New Series Offers More Detail
For specific diagnoses, you'll look to 327.01-327.29. The new series - located in the Nervous System and Sense Organs chapter - goes into much more detail about types and causes of insomnia, hypersomnia, sleep apnea and other breathing issues. "I'm glad to have new codes because they will offer more specificity," says LeeAnn Greenough, CPC, a certified otolaryngology coder at North Fulton ENT Associates in Roswell, Ga.
327.xx Doesn't Align ICD-9 With AASM
If you're holding your breath that the new code series (327.xx) will make coding correlate with medical sleep disorder diagnoses, the new ICD-9 isn't the answer to your prayers. "I find it interesting these codes are coming out when the American Academy of Sleep Medicine (AASM) has their new book (International Classifications of Sleep Disorders) at press or released," says Jill Young, CPC, an AAPC National Advisory Board member and president of Young Medical Consulting in East Lansing, Mich. The Academy has been working with National Center for Health Statistics (NCHS) staff (cosponsors of the ICD-9-CM Coordination and Maintenance Committee) to bring the ICD up-to-date with the current classification of sleep disorders.

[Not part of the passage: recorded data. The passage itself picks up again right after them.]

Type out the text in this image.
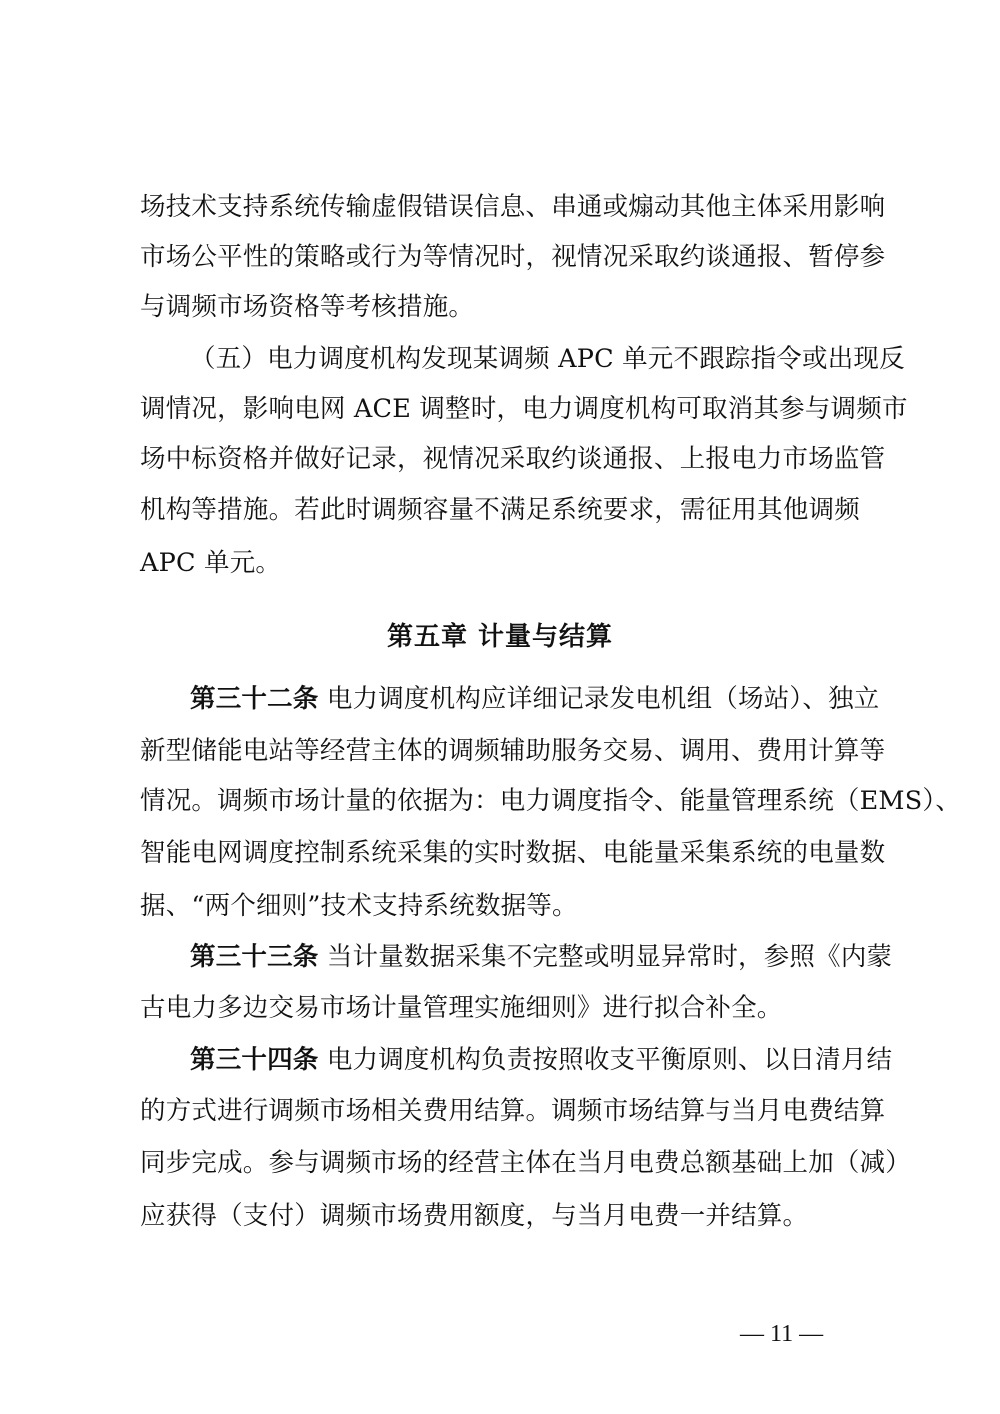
场技术支持系统传输虚假错误信息、串通或煽动其他主体采用影响
市场公平性的策略或行为等情况时，视情况采取约谈通报、暂停参
与调频市场资格等考核措施。
（五）电力调度机构发现某调频 APC 单元不跟踪指令或出现反
调情况，影响电网 ACE 调整时，电力调度机构可取消其参与调频市
场中标资格并做好记录，视情况采取约谈通报、上报电力市场监管
机构等措施。若此时调频容量不满足系统要求，需征用其他调频
APC 单元。
第五章 计量与结算
第三十二条 电力调度机构应详细记录发电机组（场站）、独立
新型储能电站等经营主体的调频辅助服务交易、调用、费用计算等
情况。调频市场计量的依据为：电力调度指令、能量管理系统（EMS）、
智能电网调度控制系统采集的实时数据、电能量采集系统的电量数
据、“两个细则”技术支持系统数据等。
第三十三条 当计量数据采集不完整或明显异常时，参照《内蒙
古电力多边交易市场计量管理实施细则》进行拟合补全。
第三十四条 电力调度机构负责按照收支平衡原则、以日清月结
的方式进行调频市场相关费用结算。调频市场结算与当月电费结算
同步完成。参与调频市场的经营主体在当月电费总额基础上加（减）
应获得（支付）调频市场费用额度，与当月电费一并结算。
— 11 —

You know to avoid unspecified codes like the plague. The new ICD-9 will move five 780.xx codes into this designation.
The nitty-gritty: Two codes (780.52 and 780.54) will go from "other specified" codes to "unspecified" codes. Code 780.57 will become entirely unspecified. Two codes (780.51 and 780.53) that now have specific descriptors, such as "hypersomnia with sleep apnea," will change to unspecified codes. On Oct. 1, 780.53 will read "hypersomnia with sleep apnea, unspecified." (See full descriptors in "Here's How You'll Update Your Current OHS, Apnea, Hypersomnia Diagnoses" later in this issue.)
Example: The new ICD-9 will allow you to specify whether a patient with idiopathic hypersomnia (now coded as 780.54, Other hypersomnia) has long sleep (327.11, Idiopathic hypersomnia with long sleep time) or doesn't (327.12, ... without long sleep time).
You'll also be able to use the new sleep disturbance codes for patients who have sleeping problems because of other reasons. "If a patient can't sleep due to anxiety or depression, you can use 327.01 (Insomnia due to medical condition classified elsewhere) or 327.02 (Insomnia due to mental disorder)," says Daniel S. Fick, MD, director of risk management and compliance at the University of Iowa in Iowa City. Code the mental disorder first.
Problem: The new ICD-9 codes may actually be overly detailed. Rather than offering a straightforward "obstructive sleep apnea" diagnosis (now lumped under 780.53, Hypersomnia with sleep apnea), you will have to choose "obstructive sleep apnea (adult) (pediatric)" (new code 327.23). The commonly diagnosed "central sleep apnea" (780.51, Insomnia with sleep apnea) becomes either "primary central sleep apnea" (327.21) - as the main problem - or "central sleep apnea in conditions classified elsewhere" (327.27). For "obesity hypoventilation syndrome" (now classified as 780.51), the new ICD-9 will offer "sleep-related hypoventilation/hypoxemia in conditions classifiable elsewhere" (327.26).
In fact, the 327.xx series confounded Young's otolaryngologists. When she asked one of her physicians about the new codes, "he looked perplexed and said he would wait and see what the new sleep book holds," Young says.